The European Heart Journal report said the results were "very worrying".
However, one specialist GP disputed whether the survey answers were clear evidence of poor practice among family doctors in the UK.
Heart failure is a common disease of old age, with approximately 67,000 new cases diagnosed in the UK every year.
The study found that while 94% of UK hospital cardiologists would use an echocardiograph test, 69% of GPs said that they could make the diagnosis on symptoms and other signs alone.
Only half the GPs who answered the survey said they often needed other tests to confirm the diagnosis, the team led by the Sticares Cardiovascular Research Foundation in the Netherlands reported.
Only a quarter of GPs said they could get echocardiography tests for their patients within a month - compared to three quarters of French primary care doctors, 90% in Germany, and 51% in Italy.
Having made their diagnosis, just over a third of UK GPs opted for a treatment using ACE inhibitors, with well over half appearing to choose diuretic drugs alone, a practice described as "unsafe" by the study authors.
However, Dr Terry McCormack, a Yorkshire GP and chairman of the UK Primary Care Cardiovascular Society, said that European guidelines did not exactly match those in the UK, and there were reasonable arguments for using diuretics as a first step while awaiting test results.
"No-one is going to turn around and say that heart failure care in the UK is perfect, but I don't think that we are performing that badly.
"We are pretty good for getting echocardiagrams, and pretty good for the use of ACE inhibitors and beta blockers."
Among the specialists, ACE inhibitors were more commonly prescribed, with 85% of UK cardiologists saying they used them in at least nine out of 10 patients, well above the European average.

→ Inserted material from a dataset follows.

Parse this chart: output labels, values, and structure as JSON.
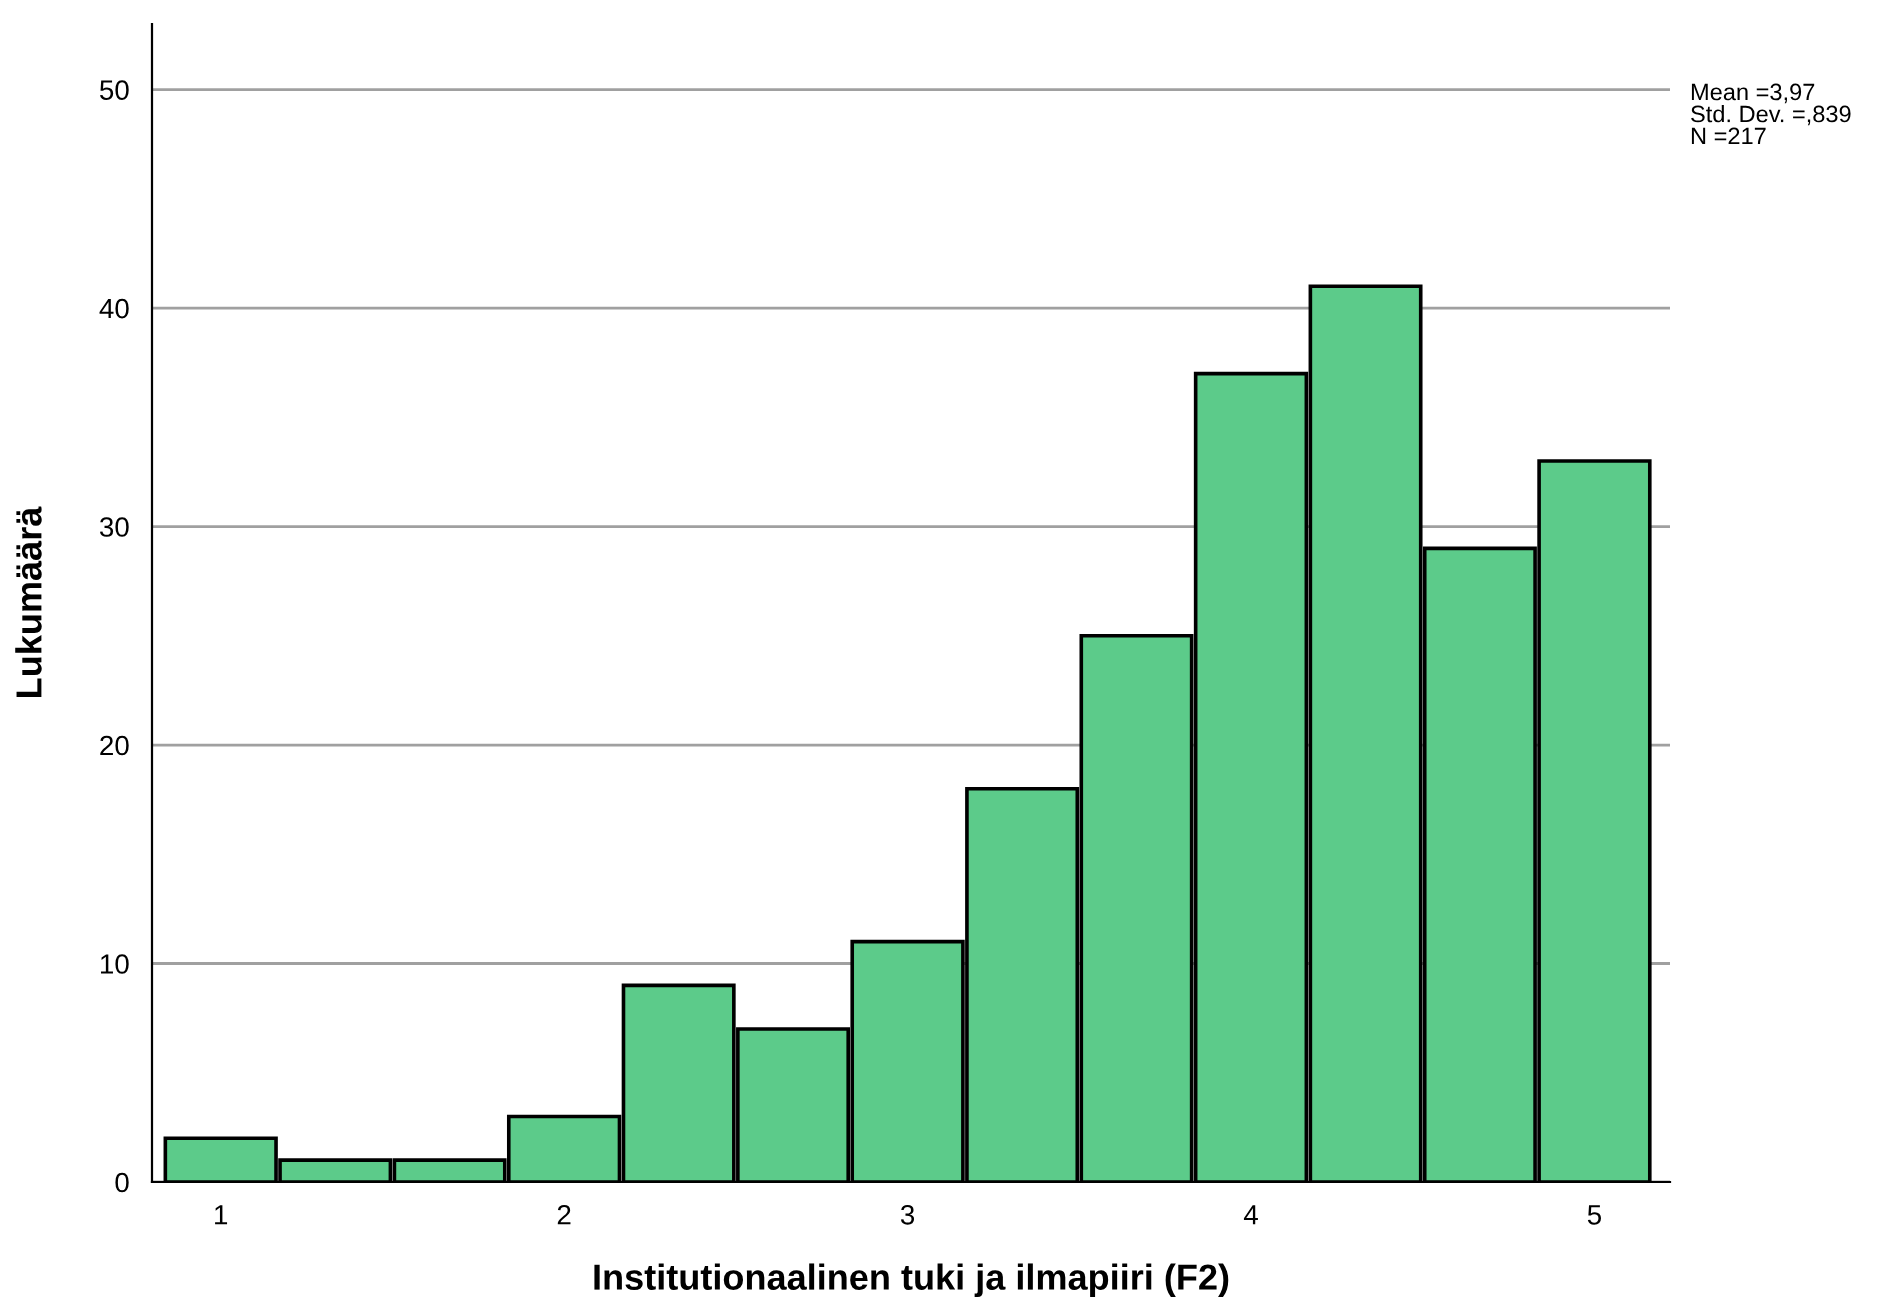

Professor Willem Remme, who led the study, said that many doctors were aware that the guidelines existed, but had not read them, or chose not to follow them.
"I find these figures very worrying as guidelines are the only source of information which gives management advice in a complete and unbiased way, based on data from controlled studies or real expert opinion."
Professor Peter Weissberg, medical director for the British Heart Foundation, said: "The main message from this study is that heart failure patients get better treatment if they are managed by a specialist."